BURNABY, B.C. — The officer in charge when police in Surrey, B.C., killed a hostage taker and the woman he was holding says he believes he did everything possible to save her.
RCMP Insp. Blair White told a coroner’s inquest on Wednesday the suspect, Randy Crosson, gave officers a deadline on when he would kill Nona McEwan, and a mental-health professional working with police believed the man wanted to die.
White took the jury through police actions during the nine-hour standoff that dragged into the early morning hours of March 29, 2019.
The RCMP emergency response team was in charge of the scene around the house after police received reports that Crosson was inside with a gun.
An armoured vehicle was parked on the home’s front lawn so officers could use a loud speaker to speak with Crosson.
White said the suspect pointed a pistol out the window and police heard what they thought was a bear banger tossed in their direction, he said.
Efforts to get Crosson to speak to police were unsuccessful, White said.
He told the jury the “mission changed” from officers wanting to check on McEwan and arrest Crosson on an outstanding warrant to wanting them both out of the house and arresting Crosson on new charges.
Crosson called 911, White said, telling the operator to “tell those pigs to leave, leave my house or I’ll come out and shoot them.”
He said police broke down the front door of the house so a robot could enter to gather sound and video.
Just before 7 a.m. the robot heard Crosson say “you have an hour or I’m going to kill her,” White testified.
Sgt. Sarah Swallow, one of the negotiators called in that night, said being given a deadline without any demands was the type of thing that “sends chills down my spine.”
“I’m thinking he’s trying to provoke us to action. And whether that is a suicide by cop that he’s going for, or he’s trying to provoke to action so that he can get the courage up to do whatever his plan is, whether he’s trying to draw us in, that’s what I’m thinking he’s doing,” she said.
About 20 minutes into his one-hour timeline, Crosson told police they had “five minutes,” she said.
Swallow said what police learned about Crosson suggested he was “effectively at rock bottom” and potentially volatile and violent after his relationship with McEwan ended and he was told to leave.

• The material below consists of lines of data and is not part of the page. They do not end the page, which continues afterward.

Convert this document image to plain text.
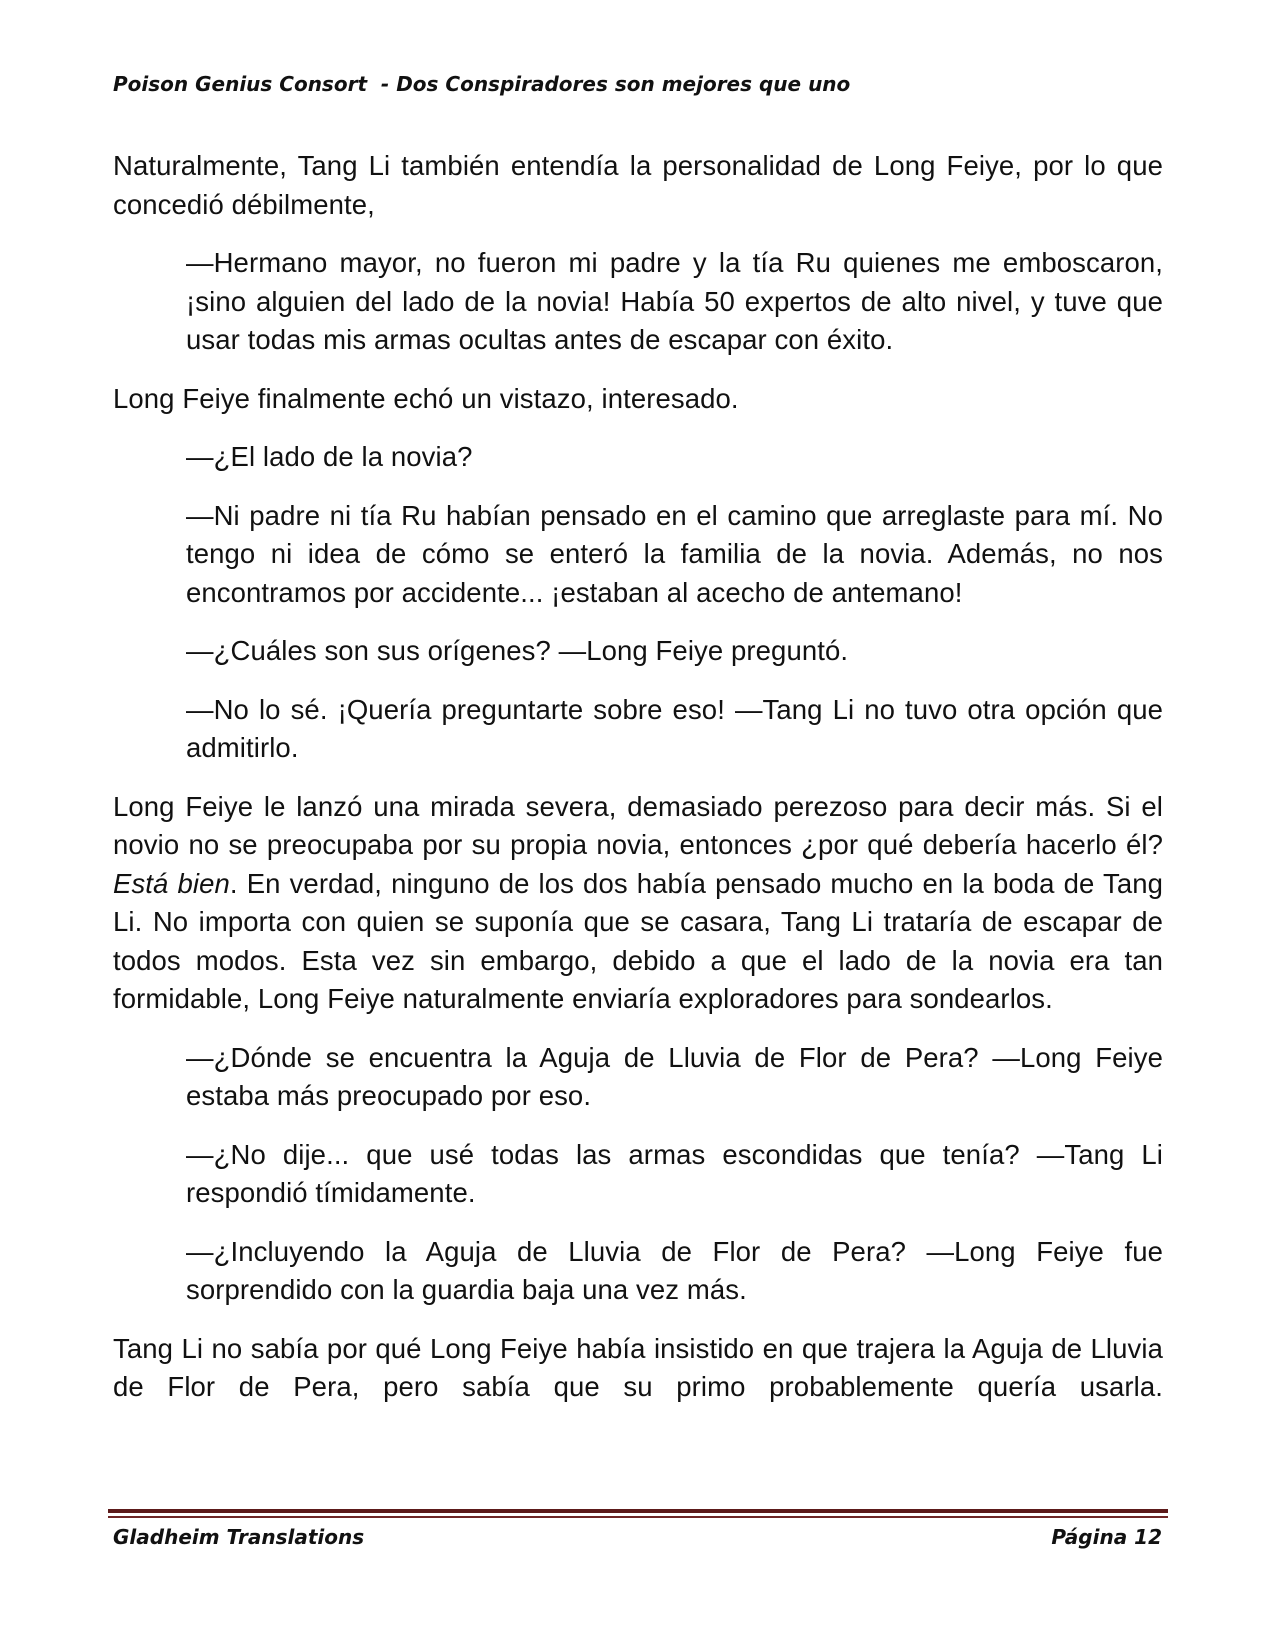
Poison Genius Consort  - Dos Conspiradores son mejores que uno

Naturalmente, Tang Li también entendía la personalidad de Long Feiye, por lo que concedió débilmente,

—Hermano mayor, no fueron mi padre y la tía Ru quienes me emboscaron, ¡sino alguien del lado de la novia! Había 50 expertos de alto nivel, y tuve que usar todas mis armas ocultas antes de escapar con éxito.

Long Feiye finalmente echó un vistazo, interesado.

—¿El lado de la novia?

—Ni padre ni tía Ru habían pensado en el camino que arreglaste para mí. No tengo ni idea de cómo se enteró la familia de la novia. Además, no nos encontramos por accidente... ¡estaban al acecho de antemano!

—¿Cuáles son sus orígenes? —Long Feiye preguntó.

—No lo sé. ¡Quería preguntarte sobre eso! —Tang Li no tuvo otra opción que admitirlo.

Long Feiye le lanzó una mirada severa, demasiado perezoso para decir más. Si el novio no se preocupaba por su propia novia, entonces ¿por qué debería hacerlo él? Está bien. En verdad, ninguno de los dos había pensado mucho en la boda de Tang Li. No importa con quien se suponía que se casara, Tang Li trataría de escapar de todos modos. Esta vez sin embargo, debido a que el lado de la novia era tan formidable, Long Feiye naturalmente enviaría exploradores para sondearlos.

—¿Dónde se encuentra la Aguja de Lluvia de Flor de Pera? —Long Feiye estaba más preocupado por eso.

—¿No dije... que usé todas las armas escondidas que tenía? —Tang Li respondió tímidamente.

—¿Incluyendo la Aguja de Lluvia de Flor de Pera? —Long Feiye fue sorprendido con la guardia baja una vez más.

Tang Li no sabía por qué Long Feiye había insistido en que trajera la Aguja de Lluvia de Flor de Pera, pero sabía que su primo probablemente quería usarla.

Gladheim Translations	Página 12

“Those leave you with a very volatile and potentially very violent individual who is in his mind not thinking, ‘Oh, maybe this will get better tomorrow,'” she said.
“In his mind he’s potentially thinking, ‘My life as I know it is done and so I’m going out. I’m going to take everybody out with me.”

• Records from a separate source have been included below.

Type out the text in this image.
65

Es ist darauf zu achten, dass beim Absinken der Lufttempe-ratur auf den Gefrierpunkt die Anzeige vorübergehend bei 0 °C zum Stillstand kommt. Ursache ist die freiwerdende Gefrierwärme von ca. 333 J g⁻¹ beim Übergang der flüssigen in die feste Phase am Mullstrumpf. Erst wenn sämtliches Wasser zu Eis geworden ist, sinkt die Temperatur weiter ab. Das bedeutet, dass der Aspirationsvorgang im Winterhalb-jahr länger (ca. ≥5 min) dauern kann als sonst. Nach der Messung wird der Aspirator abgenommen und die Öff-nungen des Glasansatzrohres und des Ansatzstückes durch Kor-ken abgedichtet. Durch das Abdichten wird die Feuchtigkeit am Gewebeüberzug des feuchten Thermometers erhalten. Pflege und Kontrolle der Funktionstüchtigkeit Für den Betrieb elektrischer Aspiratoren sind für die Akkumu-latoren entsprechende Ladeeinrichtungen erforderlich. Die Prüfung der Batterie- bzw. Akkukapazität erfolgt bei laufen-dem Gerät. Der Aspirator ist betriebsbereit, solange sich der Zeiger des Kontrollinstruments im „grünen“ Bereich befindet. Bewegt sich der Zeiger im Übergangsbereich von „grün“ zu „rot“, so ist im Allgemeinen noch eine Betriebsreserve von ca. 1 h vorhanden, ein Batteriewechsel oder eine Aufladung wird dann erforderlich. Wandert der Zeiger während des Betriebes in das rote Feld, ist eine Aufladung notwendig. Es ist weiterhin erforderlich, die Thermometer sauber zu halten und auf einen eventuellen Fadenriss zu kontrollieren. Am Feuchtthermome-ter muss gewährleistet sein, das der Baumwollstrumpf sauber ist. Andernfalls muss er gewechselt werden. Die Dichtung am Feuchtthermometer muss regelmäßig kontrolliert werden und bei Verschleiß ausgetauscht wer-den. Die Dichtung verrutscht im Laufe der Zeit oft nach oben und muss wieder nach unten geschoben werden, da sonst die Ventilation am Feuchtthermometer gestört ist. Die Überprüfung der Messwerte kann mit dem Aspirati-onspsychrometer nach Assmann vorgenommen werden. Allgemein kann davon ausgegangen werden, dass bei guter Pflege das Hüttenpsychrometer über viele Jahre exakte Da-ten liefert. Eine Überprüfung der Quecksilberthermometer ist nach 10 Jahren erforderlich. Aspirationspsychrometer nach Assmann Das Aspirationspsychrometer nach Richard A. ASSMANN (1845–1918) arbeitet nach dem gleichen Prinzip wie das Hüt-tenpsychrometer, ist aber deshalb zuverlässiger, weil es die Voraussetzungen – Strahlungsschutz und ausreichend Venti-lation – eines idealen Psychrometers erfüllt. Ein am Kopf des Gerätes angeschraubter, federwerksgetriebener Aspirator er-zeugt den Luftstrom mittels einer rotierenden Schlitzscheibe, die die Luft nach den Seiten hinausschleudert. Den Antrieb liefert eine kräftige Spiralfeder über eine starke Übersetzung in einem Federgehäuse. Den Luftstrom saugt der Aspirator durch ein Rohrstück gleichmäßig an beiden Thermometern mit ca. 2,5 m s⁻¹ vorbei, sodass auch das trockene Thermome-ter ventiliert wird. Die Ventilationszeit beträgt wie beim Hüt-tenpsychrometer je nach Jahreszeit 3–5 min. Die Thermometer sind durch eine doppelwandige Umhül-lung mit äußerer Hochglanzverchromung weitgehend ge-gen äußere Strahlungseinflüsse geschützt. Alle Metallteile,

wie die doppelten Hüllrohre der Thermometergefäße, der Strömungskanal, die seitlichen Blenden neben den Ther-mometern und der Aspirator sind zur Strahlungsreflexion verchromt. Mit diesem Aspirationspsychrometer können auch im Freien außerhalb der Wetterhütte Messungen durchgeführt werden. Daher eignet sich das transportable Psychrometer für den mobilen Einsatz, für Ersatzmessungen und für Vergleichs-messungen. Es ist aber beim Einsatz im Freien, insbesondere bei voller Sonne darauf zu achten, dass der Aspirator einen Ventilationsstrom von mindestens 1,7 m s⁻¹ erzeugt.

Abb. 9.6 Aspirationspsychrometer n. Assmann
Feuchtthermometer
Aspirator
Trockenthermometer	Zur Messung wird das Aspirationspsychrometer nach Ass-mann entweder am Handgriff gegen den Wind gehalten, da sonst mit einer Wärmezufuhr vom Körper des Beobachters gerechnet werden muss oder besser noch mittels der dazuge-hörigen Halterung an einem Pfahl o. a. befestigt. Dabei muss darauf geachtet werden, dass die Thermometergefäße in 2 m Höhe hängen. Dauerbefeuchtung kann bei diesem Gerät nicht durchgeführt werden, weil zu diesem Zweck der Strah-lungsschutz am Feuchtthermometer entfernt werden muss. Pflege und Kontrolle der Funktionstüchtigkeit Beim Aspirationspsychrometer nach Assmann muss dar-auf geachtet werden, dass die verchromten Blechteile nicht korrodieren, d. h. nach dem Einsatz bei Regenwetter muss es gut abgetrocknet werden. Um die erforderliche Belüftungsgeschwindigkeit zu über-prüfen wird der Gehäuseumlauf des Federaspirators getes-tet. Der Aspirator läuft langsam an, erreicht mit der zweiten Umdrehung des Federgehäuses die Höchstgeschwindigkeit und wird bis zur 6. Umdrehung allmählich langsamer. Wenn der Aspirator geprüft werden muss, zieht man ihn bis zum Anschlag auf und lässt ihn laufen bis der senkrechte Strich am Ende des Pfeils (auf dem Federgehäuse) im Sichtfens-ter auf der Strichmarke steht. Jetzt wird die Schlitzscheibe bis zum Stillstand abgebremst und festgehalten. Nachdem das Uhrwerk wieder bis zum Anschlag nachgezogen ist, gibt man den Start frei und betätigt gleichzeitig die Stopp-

White said he approved a plan to use explosives to enter through a door and window of a bedroom where they believed Crosson was holding McEwan.

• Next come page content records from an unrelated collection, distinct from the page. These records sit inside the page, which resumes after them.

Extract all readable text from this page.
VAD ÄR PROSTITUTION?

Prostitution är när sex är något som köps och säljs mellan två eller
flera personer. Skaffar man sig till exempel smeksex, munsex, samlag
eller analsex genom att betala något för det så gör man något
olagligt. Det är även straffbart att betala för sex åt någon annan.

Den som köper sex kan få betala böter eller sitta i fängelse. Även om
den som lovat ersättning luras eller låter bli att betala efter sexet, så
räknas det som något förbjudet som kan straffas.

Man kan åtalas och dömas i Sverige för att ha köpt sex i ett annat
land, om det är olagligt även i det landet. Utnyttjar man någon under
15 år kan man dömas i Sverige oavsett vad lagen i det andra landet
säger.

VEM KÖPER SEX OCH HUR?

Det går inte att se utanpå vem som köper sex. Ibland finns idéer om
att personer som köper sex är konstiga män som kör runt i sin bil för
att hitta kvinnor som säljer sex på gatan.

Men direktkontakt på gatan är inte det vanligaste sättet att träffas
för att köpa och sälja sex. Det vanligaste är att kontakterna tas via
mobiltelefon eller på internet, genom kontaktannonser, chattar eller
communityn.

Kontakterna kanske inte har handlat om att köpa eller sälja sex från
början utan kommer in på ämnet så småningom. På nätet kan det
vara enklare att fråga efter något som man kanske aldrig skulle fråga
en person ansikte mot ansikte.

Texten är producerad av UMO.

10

“I did everything I believe that I could have under those circumstances to make the right decisions at the right time for the right reasons with the right resources and assets in place.”
He said he heard multiple gunshots being fired from what sounded like two different calibre weapons and heard over the radio that the suspect was dead and the hostage had been rescued but was in critical condition.
“There’s nothing worse for a critical incident commander to hear what I heard that day. To go from some form of an elation, hearing that … the victim had been rescued, and then receiving news a short time later from the hospital that that wasn’t the case that she was deceased,” he said.
“It’s heart wrenching. And I feel for the family, feel for the members, I feel for the neighbourhood.”
He said once he launches a plan it is out of his hands and he had hope that Crosson would do the right thing instead of the “absolutely worse thing possible.”
“At the very end, the only one that could have changed the narrative is the subject,” he said.
“They created the circumstances, and they finished the circumstances and unfortunately every opportunity we gave them to stop was not acknowledged,” he said of Crosson.
A report from the province’s police watchdog following the deaths cleared police of wrongdoing and said Crosson held McEwan in front of him as a shield against police bullets.
Coroner’s juries do not place blame but have the option to make recommendations to prevent similar deaths in the future.